By Margaret Lucke
I once read that the difference between British and American mysteries is that in a British mystery the body is face down while in an American mystery the body is face up. In other words, a British book’s author would hide the violence and its nasty aftermath from the reader’s view, while an American author would bring it onstage, front and center.
This is an oversimplification, of course. It probably arose as a way to distinguish the whodunits of the Golden Age, which were often but not exclusively British, from the crime novels of American writers like Dashiell Hammett and Raymond Chandler, who took the mystery genre in a different direction.
Golden Age stories tended to be intellectual parlor games. The object was for the reader to match wits with the clever detective, and the murder was merely the first roll of the dice to get the game going. Annoyed by the artifice of that approach, Chandler defended a more realistic kind of fiction in his influential essay, The Simple Art of Murder, first published in 1944. He recommended that stories dealing with murder, which he called “an act of infinite cruelty,” be moved from the drawing rooms and libraries of country houses to the “mean streets” where he believed they belong.

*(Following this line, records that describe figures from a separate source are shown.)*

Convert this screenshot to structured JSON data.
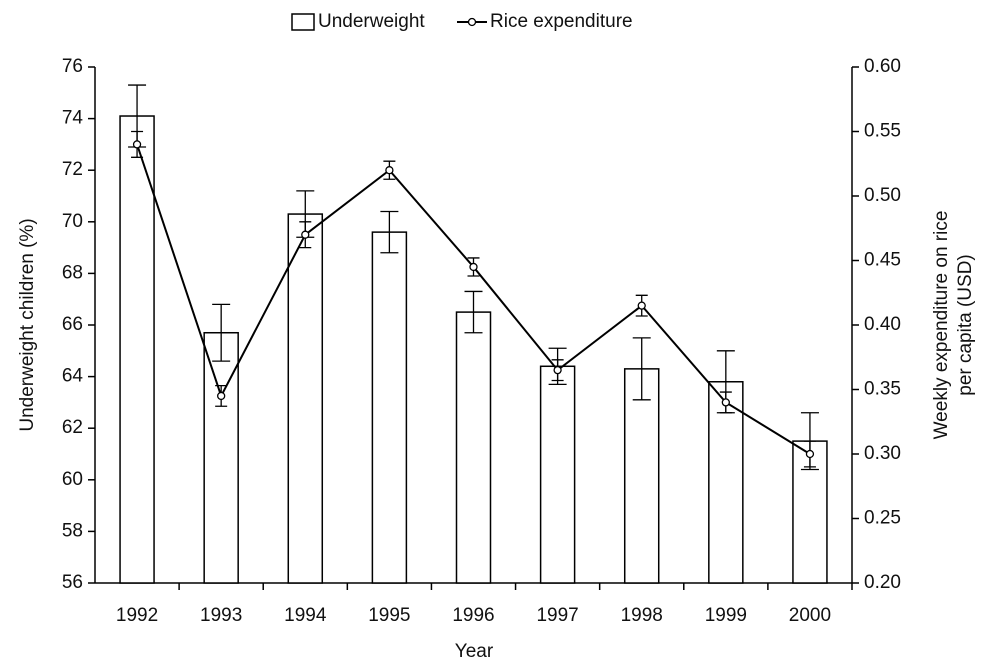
{
  "chart_data": {
    "type": "bar-line",
    "xlabel": "Year",
    "ylabel": "Underweight children (%)",
    "y2label": [
      "Weekly expenditure on rice",
      "per capita (USD)"
    ],
    "categories": [
      "1992",
      "1993",
      "1994",
      "1995",
      "1996",
      "1997",
      "1998",
      "1999",
      "2000"
    ],
    "series": [
      {
        "name": "Underweight",
        "type": "bar",
        "color": "#ffffff",
        "values": [
          74.1,
          65.7,
          70.3,
          69.6,
          66.5,
          64.4,
          64.3,
          63.8,
          61.5
        ],
        "errors": [
          1.2,
          1.1,
          0.9,
          0.8,
          0.8,
          0.7,
          1.2,
          1.2,
          1.1
        ]
      },
      {
        "name": "Rice expenditure",
        "type": "line",
        "axis": "y2",
        "color": "#000000",
        "values": [
          0.54,
          0.345,
          0.47,
          0.52,
          0.445,
          0.365,
          0.415,
          0.34,
          0.3
        ],
        "errors": [
          0.01,
          0.008,
          0.01,
          0.007,
          0.007,
          0.008,
          0.008,
          0.008,
          0.01
        ]
      }
    ],
    "ylim": [
      56,
      76
    ],
    "yticks": [
      56,
      58,
      60,
      62,
      64,
      66,
      68,
      70,
      72,
      74,
      76
    ],
    "y2lim": [
      0.2,
      0.6
    ],
    "y2ticks": [
      {
        "value": 0.2,
        "label": "0.20"
      },
      {
        "value": 0.25,
        "label": "0.25"
      },
      {
        "value": 0.3,
        "label": "0.30"
      },
      {
        "value": 0.35,
        "label": "0.35"
      },
      {
        "value": 0.4,
        "label": "0.40"
      },
      {
        "value": 0.45,
        "label": "0.45"
      },
      {
        "value": 0.5,
        "label": "0.50"
      },
      {
        "value": 0.55,
        "label": "0.55"
      },
      {
        "value": 0.6,
        "label": "0.60"
      }
    ],
    "legend": "top"
  }
}
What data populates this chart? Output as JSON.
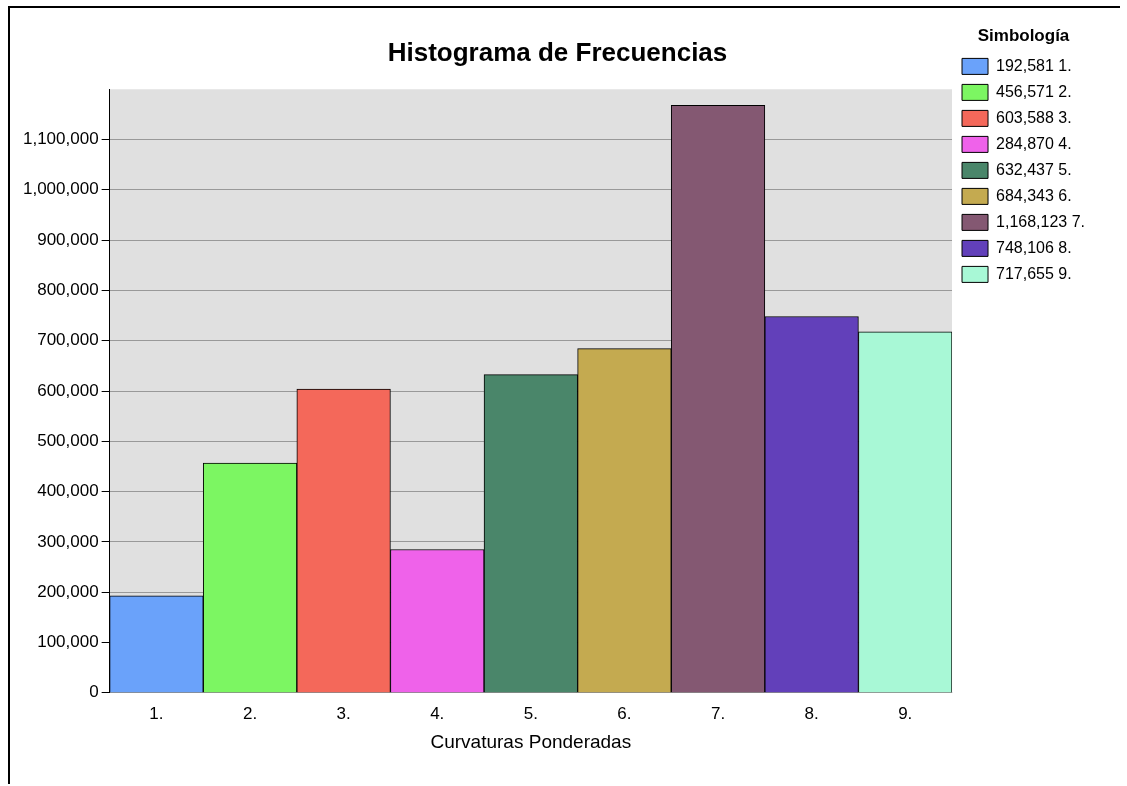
{
  "chart_data": {
    "type": "bar",
    "title": "Histograma de Frecuencias",
    "xlabel": "Curvaturas Ponderadas",
    "legend_title": "Simbología",
    "legend": "right",
    "grid": "y",
    "categories": [
      "1.",
      "2.",
      "3.",
      "4.",
      "5.",
      "6.",
      "7.",
      "8.",
      "9."
    ],
    "series": [
      {
        "name": "192,581 1.",
        "color": "#6aa2fa",
        "values": [
          192581,
          null,
          null,
          null,
          null,
          null,
          null,
          null,
          null
        ]
      },
      {
        "name": "456,571 2.",
        "color": "#7cf662",
        "values": [
          null,
          456571,
          null,
          null,
          null,
          null,
          null,
          null,
          null
        ]
      },
      {
        "name": "603,588 3.",
        "color": "#f4685a",
        "values": [
          null,
          null,
          603588,
          null,
          null,
          null,
          null,
          null,
          null
        ]
      },
      {
        "name": "284,870 4.",
        "color": "#ef62ea",
        "values": [
          null,
          null,
          null,
          284870,
          null,
          null,
          null,
          null,
          null
        ]
      },
      {
        "name": "632,437 5.",
        "color": "#4a866a",
        "values": [
          null,
          null,
          null,
          null,
          632437,
          null,
          null,
          null,
          null
        ]
      },
      {
        "name": "684,343 6.",
        "color": "#c4aa50",
        "values": [
          null,
          null,
          null,
          null,
          null,
          684343,
          null,
          null,
          null
        ]
      },
      {
        "name": "1,168,123 7.",
        "color": "#845872",
        "values": [
          null,
          null,
          null,
          null,
          null,
          null,
          1168123,
          null,
          null
        ]
      },
      {
        "name": "748,106 8.",
        "color": "#6240ba",
        "values": [
          null,
          null,
          null,
          null,
          null,
          null,
          null,
          748106,
          null
        ]
      },
      {
        "name": "717,655 9.",
        "color": "#a8f8d6",
        "values": [
          null,
          null,
          null,
          null,
          null,
          null,
          null,
          null,
          717655
        ]
      }
    ],
    "ylim": [
      0,
      1200000
    ],
    "yticks": [
      0,
      {
        "value": 100000,
        "label": "100,000"
      },
      {
        "value": 200000,
        "label": "200,000"
      },
      {
        "value": 300000,
        "label": "300,000"
      },
      {
        "value": 400000,
        "label": "400,000"
      },
      {
        "value": 500000,
        "label": "500,000"
      },
      {
        "value": 600000,
        "label": "600,000"
      },
      {
        "value": 700000,
        "label": "700,000"
      },
      {
        "value": 800000,
        "label": "800,000"
      },
      {
        "value": 900000,
        "label": "900,000"
      },
      {
        "value": 1000000,
        "label": "1,000,000"
      },
      {
        "value": 1100000,
        "label": "1,100,000"
      }
    ]
  }
}
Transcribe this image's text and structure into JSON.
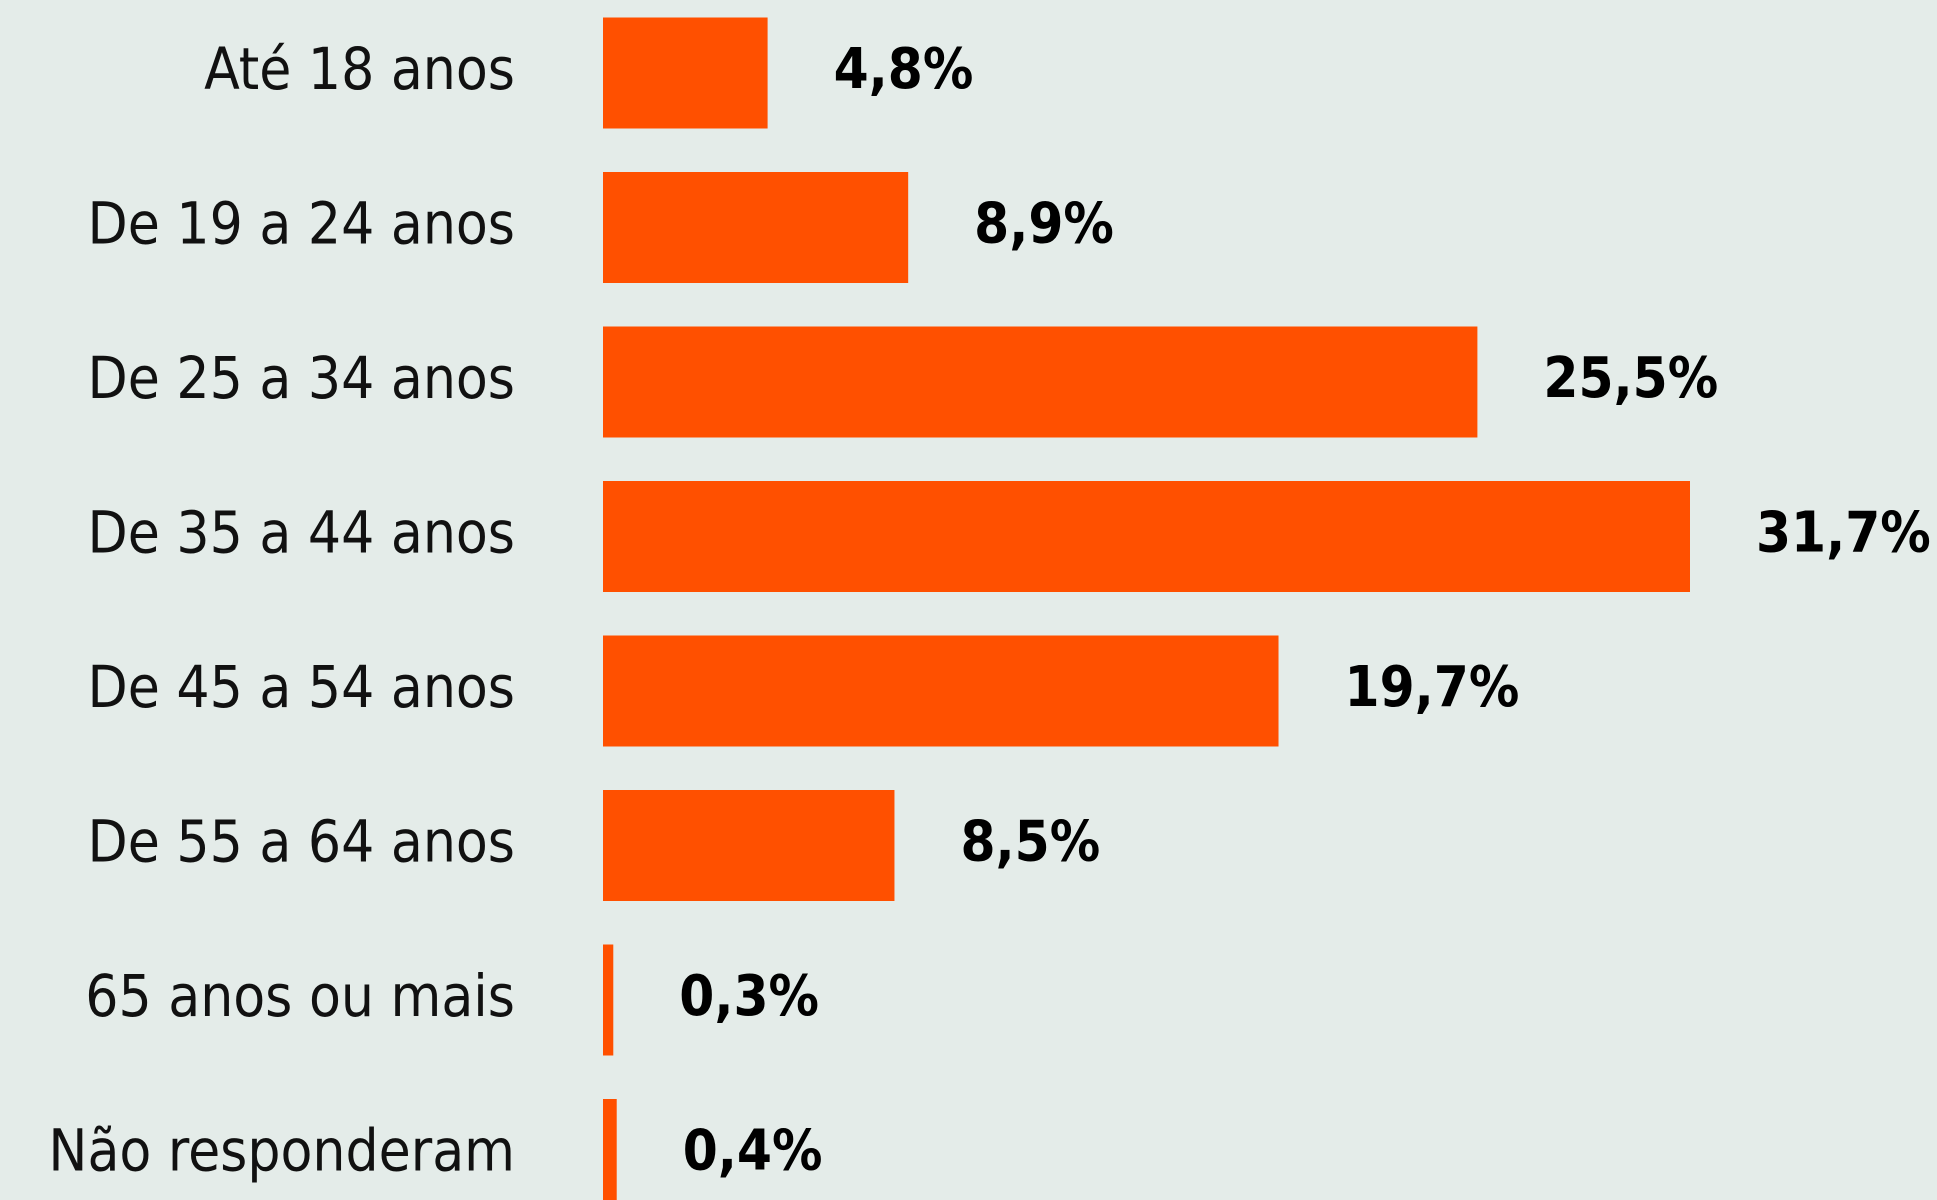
{
  "chart_data": {
    "type": "bar",
    "orientation": "horizontal",
    "categories": [
      "Até 18 anos",
      "De 19 a 24 anos",
      "De 25 a 34 anos",
      "De 35 a 44 anos",
      "De 45 a 54 anos",
      "De 55 a 64 anos",
      "65 anos ou mais",
      "Não responderam"
    ],
    "values": [
      4.8,
      8.9,
      25.5,
      31.7,
      19.7,
      8.5,
      0.3,
      0.4
    ],
    "value_labels": [
      "4,8%",
      "8,9%",
      "25,5%",
      "31,7%",
      "19,7%",
      "8,5%",
      "0,3%",
      "0,4%"
    ],
    "color": "#ff5000"
  }
}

Michael Black, in his excellent LadyKillers post earlier this week, talks about the increasing bloodthirstiness of American culture since the era of Hammett and Chandler. Depictions of gore that would have been unthinkable then have become routine, not only on the page but also on the screen, with a vividness that leaves nothing to the imagination.
For myself, as both a writer and a reader, that’s where I prefer violence to occur—in my imagination. Though I abhor violence in real life, I’m a fan of dark tales, and I can accept quite a bit of violence on the page and on the screen. But only to the extent that it serves the story. When it becomes gratuitous or more graphic than necessary, my visceral ugh reaction pulls me out of the story.
With fictional violence, as with so many things, less is more, in my opinion. My imagination is capable of filling in plenty of blanks, and does so more effectively than a too-detailed description.
When wondering how best to portray a violent act in my own books, I think about my nephew’s reaction to a film when he was eight. We enjoyed watching movies together, and he liked scary films, so for this occasion I had rented The Haunting, the original 1963 version with Julie Harris and Claire Bloom. Scott was skeptical of my choice. It was old movie and filmed in black and white. How good could it be? It certainly wouldn’t be frightening.
As the film began, we sat on opposite ends of the sofa, Scott with his arms folded and making a point of yawn. As the film progressed, he moved closer and closer to me, until he was pressed against my side, eyes wide with that delicious kind of terror that a suspenseful film can create. The movie was plenty scary—yet there were no monsters, no gore, no big explosions. Just strange goings-on with hints of unknown sinister things happening behind the scenes that could make things go seriously wrong at any minute. The movie did a far better job of scaring him, and me, than most films filled with fangs ripping flash, or bombs blowing people apart, or blood spattering everywhere.
Fiction is supposed to give its readers or viewers a powerful emotional experience. Fear, anxiety, tension, anger, joy, satisfaction—those all work for me. But disguat and revulsion are not the emotions I prefer to find in fiction or anywhere, and when violence in a book takes me there, I stop reading. I’ll stop sooner than some readers, later than many others.
The border between enough and too much is often thin and hard to see. So is the border between enough and too little—avoiding violence altogether can make a book about murder seem flip and superficial, not too mention unrealistic. As a writer, my approach is this: When in doubt, remember The Haunting and trust the reader’s imagination.